Pertanianku – Persarian atau penyerbukan bunga kopi adalah sampainya serbuk sari (pollen) dari kepala sari (anthera) ke kepala putik (stigma). Kopi arabika umumnya menyerbuk sendiri (self pollinated), sedangkan kopi robusta menyerbuk silang (cross pollinated). Proses perpindahan serbuk sari dari kepala sari ke kepala putik terutama terjadi oleh bantuan angin, sedangkan peranan serangga sangat kecil.
Kemampuan angin membawa serbuk sari untuk menjangkau kepala putik digambarkan sebagai berikut. Sesaat setelah bunga kopi mekar, kepala sari (anthera) akan pecah melepaskan serbuk sari yang terpencar terbawa angin.

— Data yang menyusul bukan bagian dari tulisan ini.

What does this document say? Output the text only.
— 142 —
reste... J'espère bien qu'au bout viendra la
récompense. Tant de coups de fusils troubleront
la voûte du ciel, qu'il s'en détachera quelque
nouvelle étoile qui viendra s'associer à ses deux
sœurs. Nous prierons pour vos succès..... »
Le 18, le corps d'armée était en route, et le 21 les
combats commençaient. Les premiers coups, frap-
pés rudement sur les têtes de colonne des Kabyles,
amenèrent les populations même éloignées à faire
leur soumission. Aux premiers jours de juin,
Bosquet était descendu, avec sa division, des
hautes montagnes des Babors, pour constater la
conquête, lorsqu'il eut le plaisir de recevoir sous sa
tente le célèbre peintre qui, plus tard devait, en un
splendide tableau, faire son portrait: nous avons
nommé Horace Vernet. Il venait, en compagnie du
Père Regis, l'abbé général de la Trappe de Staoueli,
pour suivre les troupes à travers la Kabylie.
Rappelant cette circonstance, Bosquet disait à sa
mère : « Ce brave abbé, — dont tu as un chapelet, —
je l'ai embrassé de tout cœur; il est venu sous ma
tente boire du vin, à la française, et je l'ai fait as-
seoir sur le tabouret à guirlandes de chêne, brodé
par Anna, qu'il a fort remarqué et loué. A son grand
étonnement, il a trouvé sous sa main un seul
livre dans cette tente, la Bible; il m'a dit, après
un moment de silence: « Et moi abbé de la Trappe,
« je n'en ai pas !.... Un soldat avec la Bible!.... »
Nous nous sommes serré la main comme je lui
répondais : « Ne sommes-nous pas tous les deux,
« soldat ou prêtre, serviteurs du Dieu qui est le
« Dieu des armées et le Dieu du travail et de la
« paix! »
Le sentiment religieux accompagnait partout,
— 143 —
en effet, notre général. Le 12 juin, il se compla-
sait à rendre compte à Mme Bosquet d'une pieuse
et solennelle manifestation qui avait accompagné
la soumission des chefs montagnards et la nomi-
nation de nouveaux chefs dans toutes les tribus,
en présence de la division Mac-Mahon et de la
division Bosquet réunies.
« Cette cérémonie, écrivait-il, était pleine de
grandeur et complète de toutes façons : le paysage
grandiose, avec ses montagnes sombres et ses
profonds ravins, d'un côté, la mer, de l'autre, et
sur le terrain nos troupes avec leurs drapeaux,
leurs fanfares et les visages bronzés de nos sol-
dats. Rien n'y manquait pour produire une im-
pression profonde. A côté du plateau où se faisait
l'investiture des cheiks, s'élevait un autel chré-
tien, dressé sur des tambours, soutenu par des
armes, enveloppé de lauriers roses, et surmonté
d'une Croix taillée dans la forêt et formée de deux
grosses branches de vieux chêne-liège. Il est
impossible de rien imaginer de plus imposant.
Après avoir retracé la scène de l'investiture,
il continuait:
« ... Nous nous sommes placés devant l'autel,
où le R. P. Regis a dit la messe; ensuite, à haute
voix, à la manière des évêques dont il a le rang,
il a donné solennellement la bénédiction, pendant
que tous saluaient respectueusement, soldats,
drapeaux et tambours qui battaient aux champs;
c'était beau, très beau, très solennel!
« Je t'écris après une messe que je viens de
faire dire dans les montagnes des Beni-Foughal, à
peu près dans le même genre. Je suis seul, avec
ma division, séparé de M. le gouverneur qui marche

Saat kecepatan angin yang sedang, lahan datar, dan terbuka, serbuk sari dapat mencapai jarak 100 m dan dapat naik mencapai tinggi 8 m dari permukaan tanah.
Menurut Ferwerda dan Yahmadi, serbuk sari yang dibawa angin sampai jarak 15 m berjumlah sangat banyak dan lebih dari cukup untuk mengadakan persarian semua bunga. Dalam pertanaman yang tertutup, pemindahan serbuk sari dari pohon ke pohon memang lebih terhalang, tetapi jumlahnya masih cukup banyak. Sesampainya serbuk sari di kepala putik akan berkecambah atau tumbuh membentuk tabung (pollen tube) yang menembus tangkai putik (style). Akhirnya, serbuk sari masuk ke dalam kantong bakal buah (ovary) untuk mengawini sel-sel telur atau terjadi proses pembuahan. Proses pembuahan selesai antara 12—24 jam sesudah bunga mekar. Untuk pembuahan yang sempurna bagi kedua bakal biji, diperlukan paling sedikit dua butir serbuk sari guna mengawini kedua sel telurnya.
Karena persarian bunga kopi terjadi terutama oleh angin, kondisi cuaca saat pemekaran sangat kritis, khususnya bagi kopi robusta yang menyerbuk silang. Proses persarian bunga kopi kebanyakan baru mulai setelah terdapat cukup angin (menjelang pukul 08.00 pagi). Hujan yang terjadi saat pagi hari berakibat fatal bagi persarian karena air hujan akan menjadi penghalang menyebarnya serbuk sari. Hal ini terjadi karena kelembapan udara menjadi tinggi sehingga serbuk sari menggumpal dan akhirnya mengurangi kemampuan menyebarnya. Oleh karena itu, kopi robusta sering mengalami gangguan proses penyerbukan dan pembuahan pada elevasi 800—1.000 m dari permukaan laut sebagai akibat seringnya terjadi hujan. Sebaliknya, kopi arabika yang menyerbuk sendiri tidak bermasalah karena serbuk sari bisa sampai ke putik bunganya sendiri meskipun menggumpal.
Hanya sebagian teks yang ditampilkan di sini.